Cookie Monster Database
My office building is located across the street from a shopping center, and for some reason, the one store that always catches my eye is Crumbl Cookie. When I was first introduced to Crumbl Cookie, I enjoyed their cookies but was more fascinated by their business model. Over the years, I’ve become disillusioned with their cookies and think they can sometimes taste like sugar-coated cardboard. There is one cookie, though, that still captures my attention and imagination, the Almost Everything Bagel Cookie. Most people are appalled at the thought of an Everything Bagel flavored cookie and are even more wary of trying said cookie. Unfortunately, I have not seen this cookie, with its wonderful blending of savory flavor and the sweetness you expect from a cookie, back at any local Crumbl in quite some time. Periodically, while sitting through a meeting, I think about the Almost Everything Bagel Cookie and sometimes even head to the Crumbl website to see if it is one of this week’s flavors. For the last 3+ years, the answer has always been no. With so many stores I always wondered if I could create a tool and find if any store carried the Almost Everything Bagel cookie.
During my most recent investigation of the Crumbl website, I did some digging through the structure of the site, as I tend to do. One of the first things that popped into my mind was how organized the website was, with the “Select a Location” page — https://crumblcookies.com/order/carry_out — having all the stores conveniently listed alphabetically. The wheels began to turn, and I wondered how easily all this data could be extracted. When digging a little deeper into the store-level view, I discovered that it too was neatly structured, and each store’s weekly menu was found using the following URL format: https://crumblcookies.com/order/carry_out/41ststreet, with the slug ID being at the end of each URL. I realized this data could be scraped, and I could find out whether the Almost Everything Bagel Cookie had completely disappeared or had simply not returned to any of the Crumbl stores near me.
With a basic understanding of how the unique store URLs are structured, I had to decide how to handle creating my Cookie Monster database. I knew web scraping would probably be the route taken, but I did some further testing to see if the website had an API I could interact with (this happens more often than you might think). Unfortunately, it did not, so I started writing the code to web scrape the site. I then had the idea of letting an LLM do this task for me. I use LLMs, mostly Anthropic’s Claude, on a daily basis, usually to help clean up and improve my code. Recently, I have seen LLMs capabilities continue to increase to a point where they can write an entire codebase on their own. I thought this Cookie Monster database would be a perfect way to test the model’s capabilities, as well as familiarize myself with the technology.

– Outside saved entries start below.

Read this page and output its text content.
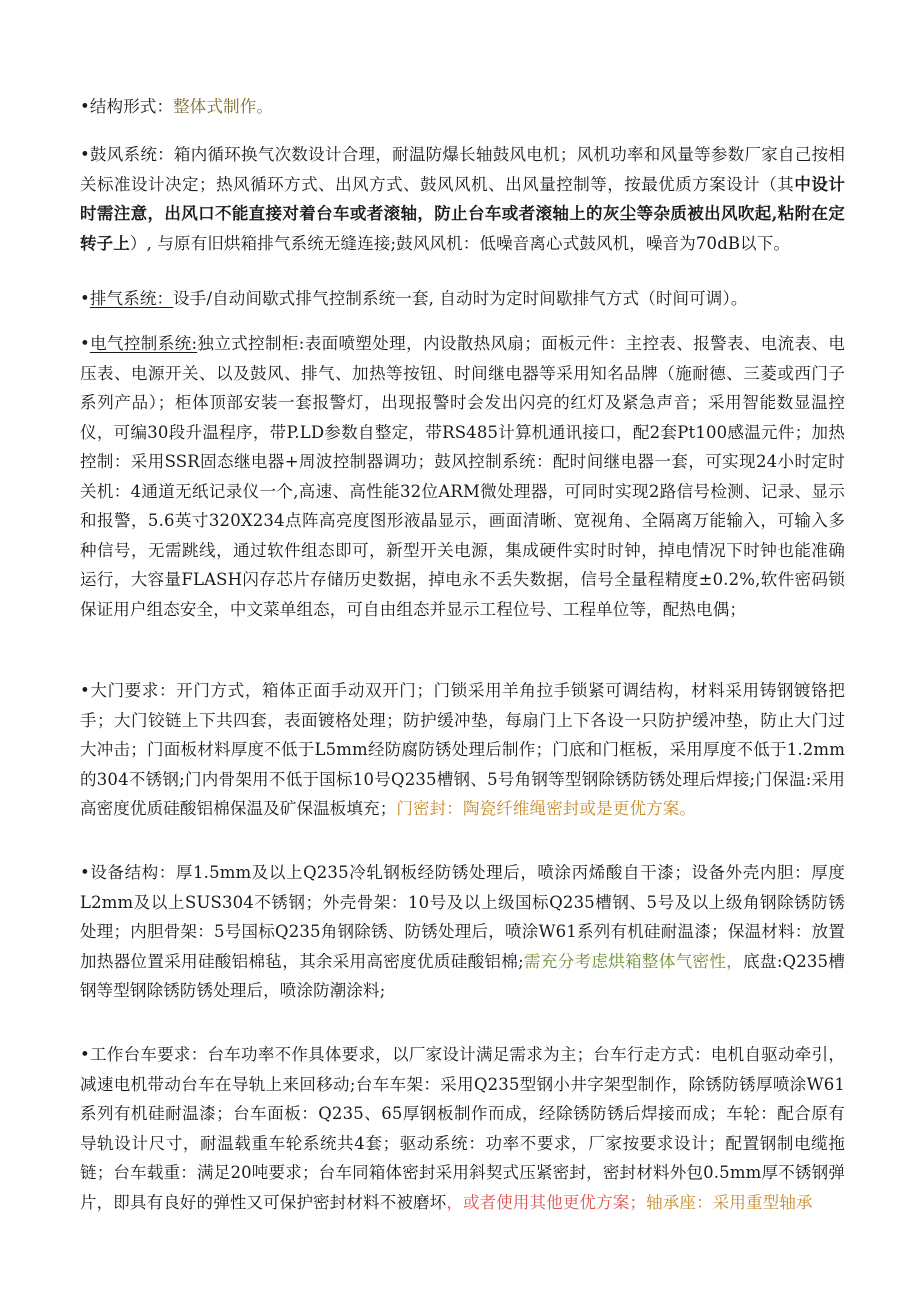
•结构形式：整体式制作。

•鼓风系统：箱内循环换气次数设计合理，耐温防爆长轴鼓风电机；风机功率和风量等参数厂家自己按相关标准设计决定；热风循环方式、出风方式、鼓风风机、出风量控制等，按最优质方案设计（其中设计时需注意，出风口不能直接对着台车或者滚轴，防止台车或者滚轴上的灰尘等杂质被出风吹起,粘附在定转子上）, 与原有旧烘箱排气系统无缝连接;鼓风风机：低噪音离心式鼓风机，噪音为70dB以下。

•排气系统：设手/自动间歇式排气控制系统一套, 自动时为定时间歇排气方式（时间可调）。

•电气控制系统:独立式控制柜:表面喷塑处理，内设散热风扇；面板元件：主控表、报警表、电流表、电压表、电源开关、以及鼓风、排气、加热等按钮、时间继电器等采用知名品牌（施耐德、三菱或西门子系列产品）；柜体顶部安装一套报警灯，出现报警时会发出闪亮的红灯及紧急声音；采用智能数显温控仪，可编30段升温程序，带P.LD参数自整定，带RS485计算机通讯接口，配2套Pt100感温元件；加热控制：采用SSR固态继电器+周波控制器调功；鼓风控制系统：配时间继电器一套，可实现24小时定时关机：4通道无纸记录仪一个,高速、高性能32位ARM微处理器，可同时实现2路信号检测、记录、显示和报警，5.6英寸320X234点阵高亮度图形液晶显示，画面清晰、宽视角、全隔离万能输入，可输入多种信号，无需跳线，通过软件组态即可，新型开关电源，集成硬件实时时钟，掉电情况下时钟也能准确运行，大容量FLASH闪存芯片存储历史数据，掉电永不丢失数据，信号全量程精度±0.2%,软件密码锁保证用户组态安全，中文菜单组态，可自由组态并显示工程位号、工程单位等，配热电偶；

•大门要求：开门方式，箱体正面手动双开门；门锁采用羊角拉手锁紧可调结构，材料采用铸钢镀铬把手；大门铰链上下共四套，表面镀格处理；防护缓冲垫，每扇门上下各设一只防护缓冲垫，防止大门过大冲击；门面板材料厚度不低于L5mm经防腐防锈处理后制作；门底和门框板，采用厚度不低于1.2mm的304不锈钢;门内骨架用不低于国标10号Q235槽钢、5号角钢等型钢除锈防锈处理后焊接;门保温:采用高密度优质硅酸铝棉保温及矿保温板填充；门密封：陶瓷纤维绳密封或是更优方案。

•设备结构：厚1.5mm及以上Q235冷轧钢板经防锈处理后，喷涂丙烯酸自干漆；设备外壳内胆：厚度L2mm及以上SUS304不锈钢；外壳骨架：10号及以上级国标Q235槽钢、5号及以上级角钢除锈防锈处理；内胆骨架：5号国标Q235角钢除锈、防锈处理后，喷涂W61系列有机硅耐温漆；保温材料：放置加热器位置采用硅酸铝棉毡，其余采用高密度优质硅酸铝棉;需充分考虑烘箱整体气密性，底盘:Q235槽钢等型钢除锈防锈处理后，喷涂防潮涂料;

•工作台车要求：台车功率不作具体要求，以厂家设计满足需求为主；台车行走方式：电机自驱动牵引，减速电机带动台车在导轨上来回移动;台车车架：采用Q235型钢小井字架型制作，除锈防锈厚喷涂W61系列有机硅耐温漆；台车面板：Q235、65厚钢板制作而成，经除锈防锈后焊接而成；车轮：配合原有导轨设计尺寸，耐温载重车轮系统共4套；驱动系统：功率不要求，厂家按要求设计；配置钢制电缆拖链；台车载重：满足20吨要求；台车同箱体密封采用斜契式压紧密封，密封材料外包0.5mm厚不锈钢弹片，即具有良好的弹性又可保护密封材料不被磨坏，或者使用其他更优方案；轴承座：采用重型轴承
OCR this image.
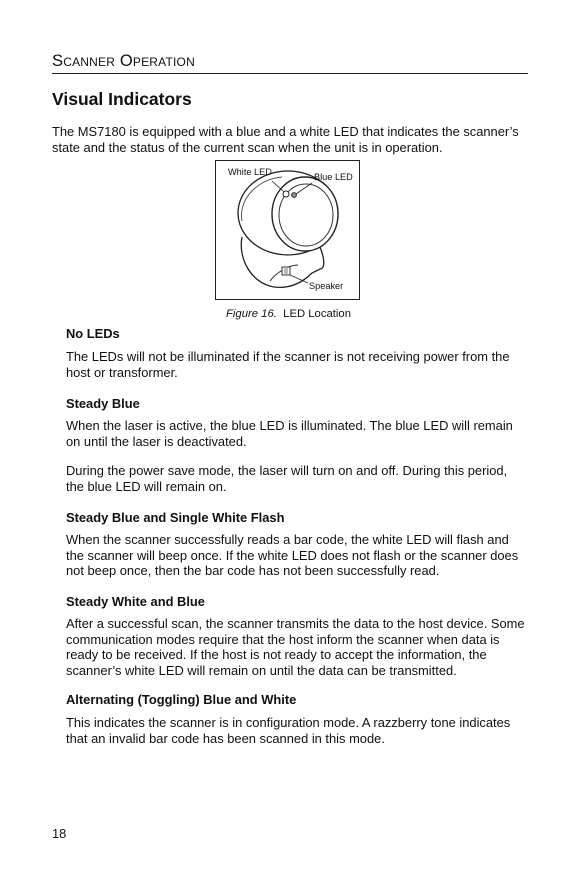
Scanner Operation
Visual Indicators

The MS7180 is equipped with a blue and a white LED that indicates the scanner’s state and the status of the current scan when the unit is in operation.

White LED	Blue LED
Speaker
Figure 16. LED Location
No LEDs

The LEDs will not be illuminated if the scanner is not receiving power from the host or transformer.

Steady Blue

When the laser is active, the blue LED is illuminated. The blue LED will remain on until the laser is deactivated.

During the power save mode, the laser will turn on and off. During this period, the blue LED will remain on.

Steady Blue and Single White Flash

When the scanner successfully reads a bar code, the white LED will flash and the scanner will beep once. If the white LED does not flash or the scanner does not beep once, then the bar code has not been successfully read.

Steady White and Blue

After a successful scan, the scanner transmits the data to the host device. Some communication modes require that the host inform the scanner when data is ready to be received. If the host is not ready to accept the information, the scanner’s white LED will remain on until the data can be transmitted.

Alternating (Toggling) Blue and White

This indicates the scanner is in configuration mode. A razzberry tone indicates that an invalid bar code has been scanned in this mode.

18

I used Claude Code to complete this task. I started by providing an in-depth prompt that included my goal, my initial research of the URL structures, and a minimal viable product. To my surprise, Claude took my task and ran with it. I provided Claude with a directory to work in, and it asked me to install Playwright to handle the web scraping. Throughout the process it was conversational, Claude would generate code, I would run and test said code, and then apply any changes I wanted to make. From start to finish, this process took a little under one hour, which is far faster than I could have ever completed this task on my own. This goes to show the beauty and power of these models: I could have written this code myself and it might have taken me a full day at best, but by leveraging Claude, the task was completed far quicker.
The code generates a database with two tables: one to track all the stores, and a second to track which flavors are available per store, per week. The code can be found here. Although I did make some adjustments to the data structures, I will take no credit for this code, as it was generated by an LLM. The code base is powerful and has many different use cases, from tracking the growth and expansion of Crumbl Cookie franchises (and maybe even closings of stores) to analyzing which special cookies of the week appear most often throughout the year. But to answer the more important question, what about the Almost Everything Bagel Cookie? I found a single store in Florida that had the Almost Everything Bagel Cookie during the second week I ran this process! The only difference is that it now comes in sandwich form. Maybe Crumbl is using it as a test product, but I remain hopeful and hold out for the return of the Almost Everything Bagel Cookie to a store near me.